BAFICI / Cronofobia

Nuestra calificación: MUY BUENA

Michael (Vinicio Marchioni) tiene un trabajo un tanto peculiar: se hace pasar por clientes para evaluar la eficiencia de empleados de comercio, monitorea precios de manera encubierta en estaciones de servicios, y finge ser personas que no es (en parte, porque posiblemente no tiene una identidad muy definida). Es, en criollo, un buchón. Pero no carga con el estigma de ser así catalogado por amigos, porque además no parece tener ninguno: sólo una jefa que le da encargos y lo utiliza cual juguete sexual. Lo que lo angustia es que es bueno en lo que hace, y tan bueno es que es capaz de infligir más dolor del que está dispuesto a tolerar. Se ve que, con el tiempo, la frialdad que caracteriza a la ciudad suiza en la cual reside le viene siendo esquiva.

Cronofobia es la ópera prima del director Francesco Rizzi aunque no lo parece: la preciosidad de las imágenes que despliega ante cámara, sumado a la excelente interpretación de sus protagonistas y un ritmo que, aunque se toma su tiempo para develar misterios, jamás decae, remiten a una profesionalidad rara vez encontrada en un primer film.

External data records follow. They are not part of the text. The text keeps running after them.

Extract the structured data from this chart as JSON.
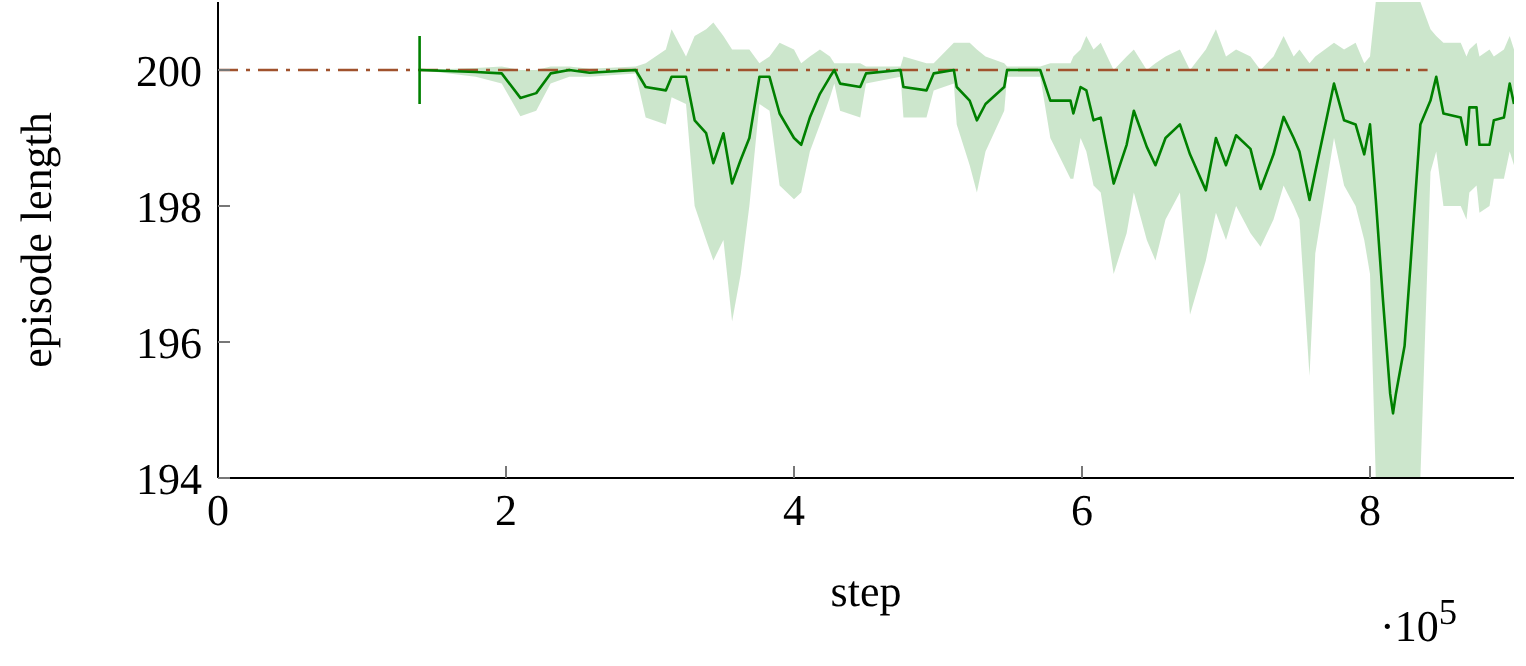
{
  "chart_data": {
    "type": "line",
    "xlabel": "step",
    "ylabel": "episode length",
    "annotations": [
      "·10$^{5}$"
    ],
    "xlim": [
      0,
      9
    ],
    "ylim": [
      194,
      201
    ],
    "xticks": [
      0,
      2,
      4,
      6,
      8
    ],
    "yticks": [
      194,
      196,
      198,
      200
    ],
    "series": [
      {
        "color": "#a0522d",
        "line_style": "dashed",
        "x": [
          0,
          8.4
        ],
        "values": [
          200,
          200
        ]
      },
      {
        "color": "#008000",
        "line_style": "solid",
        "x": [
          1.4,
          1.79,
          1.97,
          2.1,
          2.21,
          2.31,
          2.44,
          2.58,
          2.9,
          2.97,
          3.11,
          3.15,
          3.25,
          3.31,
          3.39,
          3.44,
          3.51,
          3.57,
          3.63,
          3.69,
          3.76,
          3.83,
          3.9,
          4,
          4.05,
          4.11,
          4.18,
          4.25,
          4.28,
          4.32,
          4.46,
          4.5,
          4.74,
          4.76,
          4.92,
          4.97,
          5.11,
          5.13,
          5.22,
          5.27,
          5.33,
          5.46,
          5.48,
          5.71,
          5.78,
          5.92,
          5.94,
          5.99,
          6.03,
          6.08,
          6.13,
          6.22,
          6.31,
          6.36,
          6.45,
          6.51,
          6.58,
          6.68,
          6.75,
          6.86,
          6.93,
          7,
          7.07,
          7.17,
          7.24,
          7.33,
          7.4,
          7.47,
          7.51,
          7.58,
          7.62,
          7.75,
          7.82,
          7.9,
          7.96,
          8,
          8.04,
          8.09,
          8.14,
          8.16,
          8.18,
          8.24,
          8.28,
          8.35,
          8.42,
          8.46,
          8.51,
          8.63,
          8.67,
          8.69,
          8.74,
          8.76,
          8.83,
          8.86,
          8.93,
          8.97,
          9
        ],
        "values": [
          200,
          199.97,
          199.95,
          199.59,
          199.66,
          199.95,
          200,
          199.96,
          200,
          199.75,
          199.7,
          199.9,
          199.9,
          199.26,
          199.07,
          198.63,
          199.07,
          198.33,
          198.68,
          199.0,
          199.9,
          199.9,
          199.36,
          199.0,
          198.9,
          199.3,
          199.65,
          199.9,
          200,
          199.8,
          199.75,
          199.95,
          200,
          199.75,
          199.7,
          199.95,
          200,
          199.75,
          199.55,
          199.26,
          199.5,
          199.75,
          200,
          200,
          199.55,
          199.55,
          199.36,
          199.75,
          199.7,
          199.26,
          199.3,
          198.33,
          198.9,
          199.4,
          198.87,
          198.6,
          199.0,
          199.2,
          198.76,
          198.23,
          199.0,
          198.6,
          199.04,
          198.84,
          198.25,
          198.76,
          199.31,
          199.0,
          198.8,
          198.09,
          198.5,
          199.8,
          199.26,
          199.2,
          198.76,
          199.2,
          198.1,
          196.62,
          195.24,
          194.95,
          195.24,
          195.94,
          197.1,
          199.2,
          199.55,
          199.9,
          199.36,
          199.3,
          198.9,
          199.45,
          199.45,
          198.9,
          198.9,
          199.26,
          199.3,
          199.8,
          199.5
        ],
        "lower": [
          200,
          199.9,
          199.8,
          199.32,
          199.4,
          199.8,
          199.9,
          199.9,
          199.95,
          199.3,
          199.2,
          199.6,
          199.5,
          198.0,
          197.5,
          197.2,
          197.5,
          196.3,
          197.0,
          198.0,
          199.5,
          199.4,
          198.3,
          198.1,
          198.2,
          198.8,
          199.2,
          199.6,
          199.8,
          199.4,
          199.3,
          199.8,
          199.9,
          199.3,
          199.3,
          199.7,
          199.8,
          199.2,
          198.6,
          198.2,
          198.8,
          199.4,
          199.9,
          199.9,
          199.0,
          198.4,
          198.4,
          199.0,
          198.8,
          198.3,
          198.2,
          197.0,
          197.6,
          198.2,
          197.5,
          197.2,
          197.8,
          198.2,
          196.4,
          197.2,
          197.9,
          197.5,
          198.0,
          197.6,
          197.4,
          197.8,
          198.3,
          198.0,
          197.8,
          195.5,
          197.3,
          199.0,
          198.3,
          198.0,
          197.5,
          197.0,
          194,
          194,
          194,
          194,
          194,
          194,
          194,
          194,
          198.5,
          198.8,
          198.0,
          198.0,
          197.8,
          198.2,
          198.3,
          197.9,
          198.0,
          198.4,
          198.4,
          198.8,
          198.6
        ],
        "upper": [
          200,
          200.03,
          200.05,
          200.0,
          200.0,
          200.05,
          200.05,
          200.02,
          200.05,
          200.1,
          200.3,
          200.6,
          200.2,
          200.5,
          200.6,
          200.7,
          200.5,
          200.3,
          200.3,
          200.3,
          200.1,
          200.2,
          200.4,
          200.3,
          200.1,
          200.2,
          200.3,
          200.2,
          200.1,
          200.1,
          200.1,
          200.05,
          200.05,
          200.2,
          200.1,
          200.1,
          200.4,
          200.4,
          200.4,
          200.3,
          200.2,
          200.1,
          200.05,
          200.05,
          200.1,
          200.1,
          200.2,
          200.3,
          200.5,
          200.3,
          200.4,
          200.0,
          200.2,
          200.3,
          200.0,
          200.1,
          200.2,
          200.3,
          200.0,
          200.3,
          200.6,
          200.2,
          200.3,
          200.2,
          200.0,
          200.2,
          200.5,
          200.2,
          200.3,
          200.1,
          200.2,
          200.4,
          200.3,
          200.4,
          200.1,
          200.2,
          201,
          201,
          201,
          201,
          201,
          201,
          201,
          201,
          200.6,
          200.5,
          200.4,
          200.4,
          200.2,
          200.3,
          200.4,
          200.2,
          200.3,
          200.2,
          200.3,
          200.5,
          200.3
        ],
        "errors": [
          0.5,
          null,
          null,
          null,
          null,
          null,
          null,
          null,
          null,
          null,
          null,
          null,
          null,
          null,
          null,
          null,
          null,
          null,
          null,
          null,
          null,
          null,
          null,
          null,
          null,
          null,
          null,
          null,
          null,
          null,
          null,
          null,
          null,
          null,
          null,
          null,
          null,
          null,
          null,
          null,
          null,
          null,
          null,
          null,
          null,
          null,
          null,
          null,
          null,
          null,
          null,
          null,
          null,
          null,
          null,
          null,
          null,
          null,
          null,
          null,
          null,
          null,
          null,
          null,
          null,
          null,
          null,
          null,
          null,
          null,
          null,
          null,
          null,
          null,
          null,
          null,
          null,
          null,
          null,
          null,
          null,
          null,
          null,
          null,
          null,
          null,
          null,
          null,
          null,
          null,
          null,
          null,
          null,
          null,
          null,
          null,
          null
        ]
      }
    ]
  }
}
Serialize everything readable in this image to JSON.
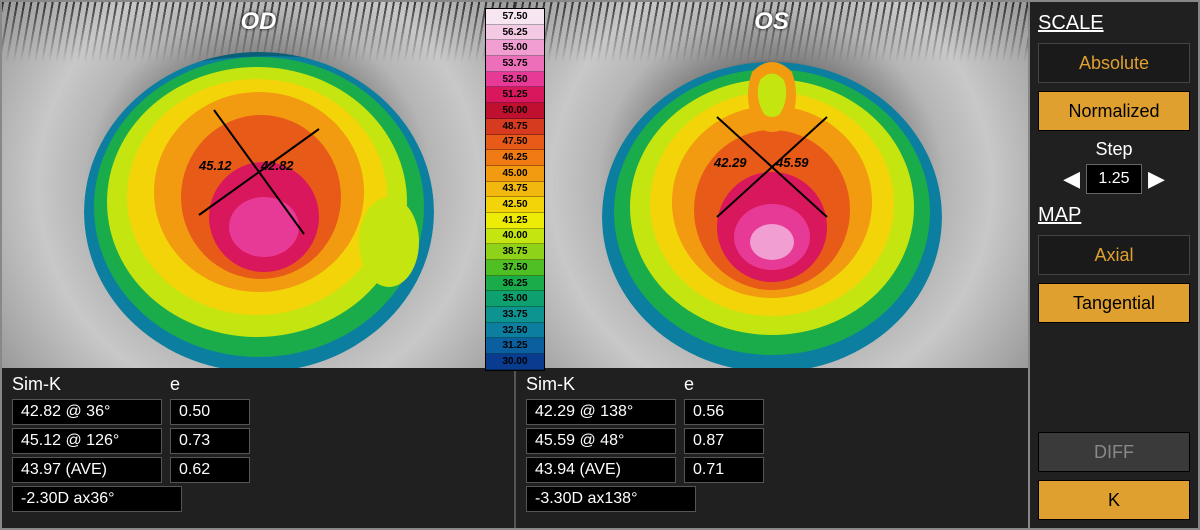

Resulta sencillo emparentar Cronofobia al cine de David Lynch, aunque es más justo reconocerle también un sello propio: Rizzi elabora una historia de identidades cruzadas y traumas latentes que toma caminos por momentos inesperados, aún cuando se enreda en algunos pasajes que no terminan de cerrar (algunas escenas sexuales se sienten forzadas, aunque
por fortuna no comprometen el argumento).